MAKKAH Sedalam CINTA (1)

Jika kau merindu Makkah, sesekali abaikanlah bayangan tentang gedung-gedung yang menjulang gagah, juga jam raksasa yang berdetak mengabarkan kian dekatnya sa’ah.

Tapi biarkan khayal itu menyusuri bukit-bukit yang kini bebatuannya pecah-pecah, yang di tengahnya dulu terjepit sebuah lembah. Di situlah semua bermula, dalam doa di dekat bangunan tua yang tetap terjaga bersahaja.

“Ya Rabb kami, telah kutempatkan sebagian keturunanku di lembah tak bertanaman di dekat rumahMu yang dihormati. Ya Rabb kami, agar mereka mendirikan shalat. Maka jadikanlah hati sebagian manusia merundukkan cinta pada mereka, karuniakan pada mereka rizki dari buah-buahan. Mudah-mudahan mereka bersyukur.” (QS. Ibrahim: 37)

Mereka yang menyejarah, memulai semuanya dengan keyakinan pada Penggenggam Alam Semesta, bahwa hidup prihatin adalah agar sandaran jiwa raganya hanya kepada Allah.
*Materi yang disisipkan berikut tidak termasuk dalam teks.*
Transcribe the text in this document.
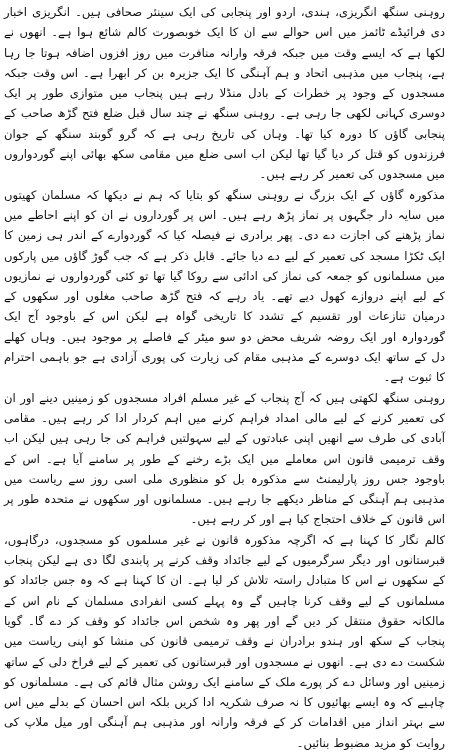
روہنی سنگھ انگریزی، ہندی، اردو اور پنجابی کی ایک سینئر صحافی ہیں۔ انگریزی اخبار دی فرائیڈے ٹائمز میں اس حوالے سے ان کا ایک خوبصورت کالم شائع ہوا ہے۔ انھوں نے لکھا ہے کہ ایسے وقت میں جبکہ فرقہ وارانہ منافرت میں روز افزوں اضافہ ہوتا جا رہا ہے، پنجاب میں مذہبی اتحاد و ہم آہنگی کا ایک جزیرہ بن کر ابھرا ہے۔ اس وقت جبکہ مسجدوں کے وجود پر خطرات کے بادل منڈلا رہے ہیں پنجاب میں متوازی طور پر ایک دوسری کہانی لکھی جا رہی ہے۔ روہنی سنگھ نے چند سال قبل ضلع فتح گڑھ صاحب کے پنجابی گاؤں کا دورہ کیا تھا۔ وہاں کی تاریخ رہی ہے کہ گرو گوبند سنگھ کے جوان فرزندوں کو قتل کر دیا گیا تھا لیکن اب اسی ضلع میں مقامی سکھ بھائی اپنے گوردواروں میں مسجدوں کی تعمیر کر رہے ہیں۔

مذکورہ گاؤں کے ایک بزرگ نے روہنی سنگھ کو بتایا کہ ہم نے دیکھا کہ مسلمان کھیتوں میں سایہ دار جگہوں پر نماز پڑھ رہے ہیں۔ اس پر گورداروں نے ان کو اپنے احاطے میں نماز پڑھنے کی اجازت دے دی۔ پھر برادری نے فیصلہ کیا کہ گوردوارے کے اندر ہی زمین کا ایک ٹکڑا مسجد کی تعمیر کے لیے دے دیا جائے۔ قابل ذکر ہے کہ جب گوڑ گاؤں میں پارکوں میں مسلمانوں کو جمعہ کی نماز کی ادائی سے روکا گیا تھا تو کئی گوردواروں نے نمازیوں کے لیے اپنے دروازے کھول دیے تھے۔ یاد رہے کہ فتح گڑھ صاحب مغلوں اور سکھوں کے درمیان تنازعات اور تقسیم کے تشدد کا تاریخی گواہ ہے لیکن اس کے باوجود آج ایک گوردوارہ اور ایک روضہ شریف محض دو سو میٹر کے فاصلے پر موجود ہیں۔ وہاں کھلے دل کے ساتھ ایک دوسرے کے مذہبی مقام کی زیارت کی پوری آزادی ہے جو باہمی احترام کا ثبوت ہے۔

روہنی سنگھ لکھتی ہیں کہ آج پنجاب کے غیر مسلم افراد مسجدوں کو زمینیں دینے اور ان کی تعمیر کرنے کے لیے مالی امداد فراہم کرنے میں اہم کردار ادا کر رہے ہیں۔ مقامی آبادی کی طرف سے انھیں اپنی عبادتوں کے لیے سہولتیں فراہم کی جا رہی ہیں لیکن اب وقف ترمیمی قانون اس معاملے میں ایک بڑے رخنے کے طور پر سامنے آیا ہے۔ اس کے باوجود جس روز پارلیمنٹ سے مذکورہ بل کو منظوری ملی اسی روز سے ریاست میں مذہبی ہم آہنگی کے مناظر دیکھے جا رہے ہیں۔ مسلمانوں اور سکھوں نے متحدہ طور پر اس قانون کے خلاف احتجاج کیا ہے اور کر رہے ہیں۔

کالم نگار کا کہنا ہے کہ اگرچہ مذکورہ قانون نے غیر مسلموں کو مسجدوں، درگاہوں، قبرستانوں اور دیگر سرگرمیوں کے لیے جائداد وقف کرنے پر پابندی لگا دی ہے لیکن پنجاب کے سکھوں نے اس کا متبادل راستہ تلاش کر لیا ہے۔ ان کا کہنا ہے کہ وہ جس جائداد کو مسلمانوں کے لیے وقف کرنا چاہیں گے وہ پہلے کسی انفرادی مسلمان کے نام اس کے مالکانہ حقوق منتقل کر دیں گے اور پھر وہ شخص اس جائداد کو وقف کر دے گا۔ گویا پنجاب کے سکھ اور ہندو برادران نے وقف ترمیمی قانون کی منشا کو اپنی ریاست میں شکست دے دی ہے۔ انھوں نے مسجدوں اور قبرستانوں کی تعمیر کے لیے فراخ دلی کے ساتھ زمینیں اور وسائل دے کر پورے ملک کے سامنے ایک روشن مثال قائم کی ہے۔ مسلمانوں کو چاہیے کہ وہ ایسے بھائیوں کا نہ صرف شکریہ ادا کریں بلکہ اس احسان کے بدلے میں اس سے بہتر انداز میں اقدامات کر کے فرقہ وارانہ اور مذہبی ہم آہنگی اور میل ملاپ کی روایت کو مزید مضبوط بنائیں۔
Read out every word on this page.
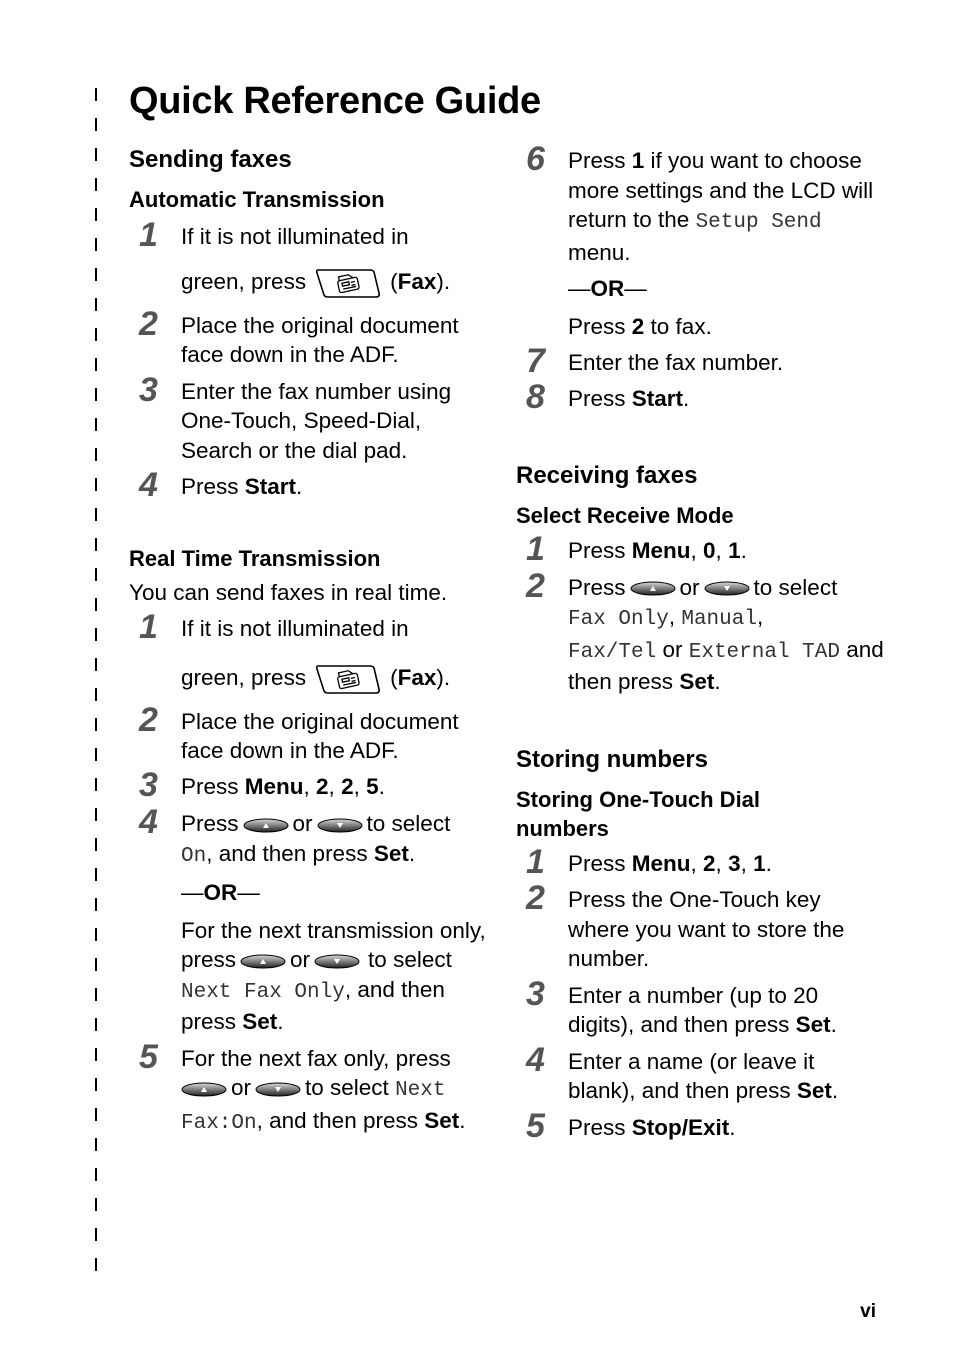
Quick Reference Guide
Sending faxes
Automatic Transmission
1 If it is not illuminated in
green, press	(Fax).
2 Place the original document face down in the ADF.
3 Enter the fax number using One-Touch, Speed-Dial, Search or the dial pad.
4 Press Start.
Real Time Transmission
You can send faxes in real time.
1 If it is not illuminated in
green, press	(Fax).
2 Place the original document face down in the ADF.
3 Press Menu, 2, 2, 5.
4 Press or to select
On, and then press Set.
—OR—
For the next transmission only, press or	to select Next Fax Only, and then press Set.
5 For the next fax only, press
or to select Next Fax:On, and then press Set.
6 Press 1 if you want to choose more settings and the LCD will return to the Setup Send menu.
—OR—
Press 2 to fax.
7 Enter the fax number.
8 Press Start.
Receiving faxes
Select Receive Mode
1 Press Menu, 0, 1.
2 Press or to select
Fax Only, Manual,
Fax/Tel or External TAD and then press Set.
Storing numbers
Storing One-Touch Dial numbers
1 Press Menu, 2, 3, 1.
2 Press the One-Touch key where you want to store the number.
3 Enter a number (up to 20 digits), and then press Set.
4 Enter a name (or leave it blank), and then press Set.
5 Press Stop/Exit.
vi
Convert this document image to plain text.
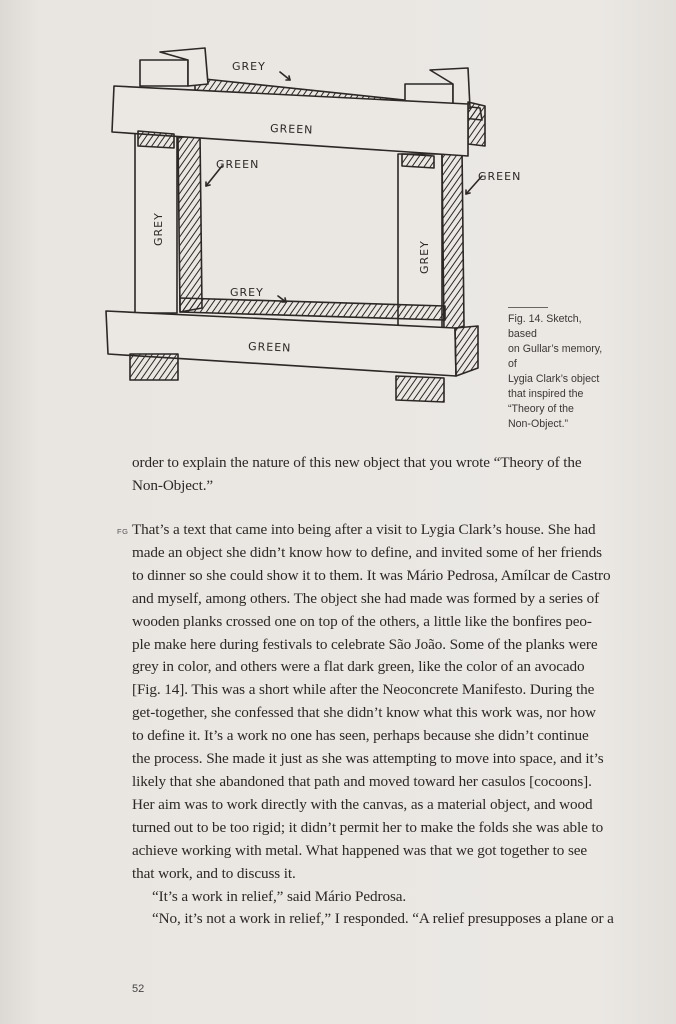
GREY
GREEN
GREEN
GREEN
GREY
GREY
GREY
GREEN
Fig. 14. Sketch, based
on Gullar’s memory, of
Lygia Clark’s object
that inspired the
“Theory of the
Non-Object.”
order to explain the nature of this new object that you wrote “Theory of the
Non-Object.”
FG That’s a text that came into being after a visit to Lygia Clark’s house. She had
made an object she didn’t know how to define, and invited some of her friends
to dinner so she could show it to them. It was Mário Pedrosa, Amílcar de Castro
and myself, among others. The object she had made was formed by a series of
wooden planks crossed one on top of the others, a little like the bonfires peo-
ple make here during festivals to celebrate São João. Some of the planks were
grey in color, and others were a flat dark green, like the color of an avocado
[Fig. 14]. This was a short while after the Neoconcrete Manifesto. During the
get-together, she confessed that she didn’t know what this work was, nor how
to define it. It’s a work no one has seen, perhaps because she didn’t continue
the process. She made it just as she was attempting to move into space, and it’s
likely that she abandoned that path and moved toward her casulos [cocoons].
Her aim was to work directly with the canvas, as a material object, and wood
turned out to be too rigid; it didn’t permit her to make the folds she was able to
achieve working with metal. What happened was that we got together to see
that work, and to discuss it.
“It’s a work in relief,” said Mário Pedrosa.
“No, it’s not a work in relief,” I responded. “A relief presupposes a plane or a
52
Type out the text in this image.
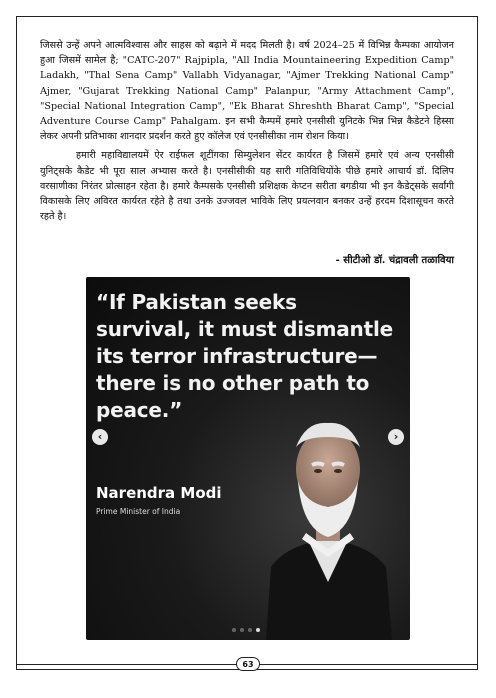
जिससे उन्हें अपने आत्मविश्वास और साहस को बढ़ाने में मदद मिलती है। वर्ष 2024–25 में विभिन्न कैम्पका आयोजन हुआ जिसमें सामेल है; "CATC-207" Rajpipla, "All India Mountaineering Expedition Camp" Ladakh, "Thal Sena Camp" Vallabh Vidyanagar, "Ajmer Trekking National Camp" Ajmer, "Gujarat Trekking National Camp" Palanpur, "Army Attachment Camp", "Special National Integration Camp", "Ek Bharat Shreshth Bharat Camp", "Special Adventure Course Camp" Pahalgam. इन सभी कैम्पमें हमारे एनसीसी युनिटके भिन्न भिन्न कैडेटने हिस्सा लेकर अपनी प्रतिभाका शानदार प्रदर्शन करते हुए कॉलेज एवं एनसीसीका नाम रोशन किया।

हमारी महाविद्यालयमें ऐर राईफल शूटींगका सिम्युलेशन सेंटर कार्यरत है जिसमें हमारे एवं अन्य एनसीसी युनिट्सके कैडेट भी पूरा साल अभ्यास करते है। एनसीसीकी यह सारी गतिविधियोंके पीछे हमारे आचार्य डॉ. दिलिप वरसाणीका निरंतर प्रोत्साहन रहेता है। हमारे कैम्पसके एनसीसी प्रशिक्षक केप्टन सरीता बगडीया भी इन कैडेट्सके सर्वांगी विकासके लिए अविरत कार्यरत रहेते है तथा उनके उज्जवल भाविके लिए प्रयत्नवान बनकर उन्हें हरदम दिशासूचन करते रहते है।

- सीटीओ डॉ. चंद्रावली तळाविया
“If Pakistan seeks survival, it must dismantle its terror infrastructure—there is no other path to peace.”
‹	›
Narendra Modi
Prime Minister of India
63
Kadang ia memang duka, tapi sedalam cinta.

Bayangkanlah kecamuk perasaan seorang istri yang ditinggalkan beserta bayi merah oleh sang suami, di tempat yang harapan hidup dalam nalar manusia sungguh nihil kiranya. Tiga kali dia mengejar lelaki yang tak sanggup berkata-kata itu dengan tanya, “Mengapa kautinggalkan kami?” Dan semua baru jelas ketika dia mengganti soalan menjadi, “Apakah ini perintah Allah?”

Ya.

“Jika ini perintah Allah”, begitu dia tegaskan dengan menguatkan hati, “Dia takkan pernah menyia-nyiakan kami.”

Perasaan imani wanita ini, yang diperjuangkan mengatasi emosi-emosi; kecewa, takut, galau, sedih, dan cemburu menjadi tonggak berdirinya sebuah peradaban hanifiyyah. Tanpa ucapan Hajar ini, kita tahu; lembah Bakkah tetap akan sunyi, tak ada lari bolak-balik tujuh kali dalam pendingin udara yang sejuk sekali, meski kita sedang mengenang pembuktian iman di tengah terik mentari yang memanggang pasir dan batu menyengat kaki, dengan sisa tenaga seorang wanita yang air susunya kering dan bayinya menangis kelaparan.

Duka Ibrahim yang berulang, ketika buah hati sibiran tulang yang dinanti hingga menua harus ditinggalkan, lalu ketika dia tumbuh gagah membanggakan harus disembelih; adalah duka sedalam cinta.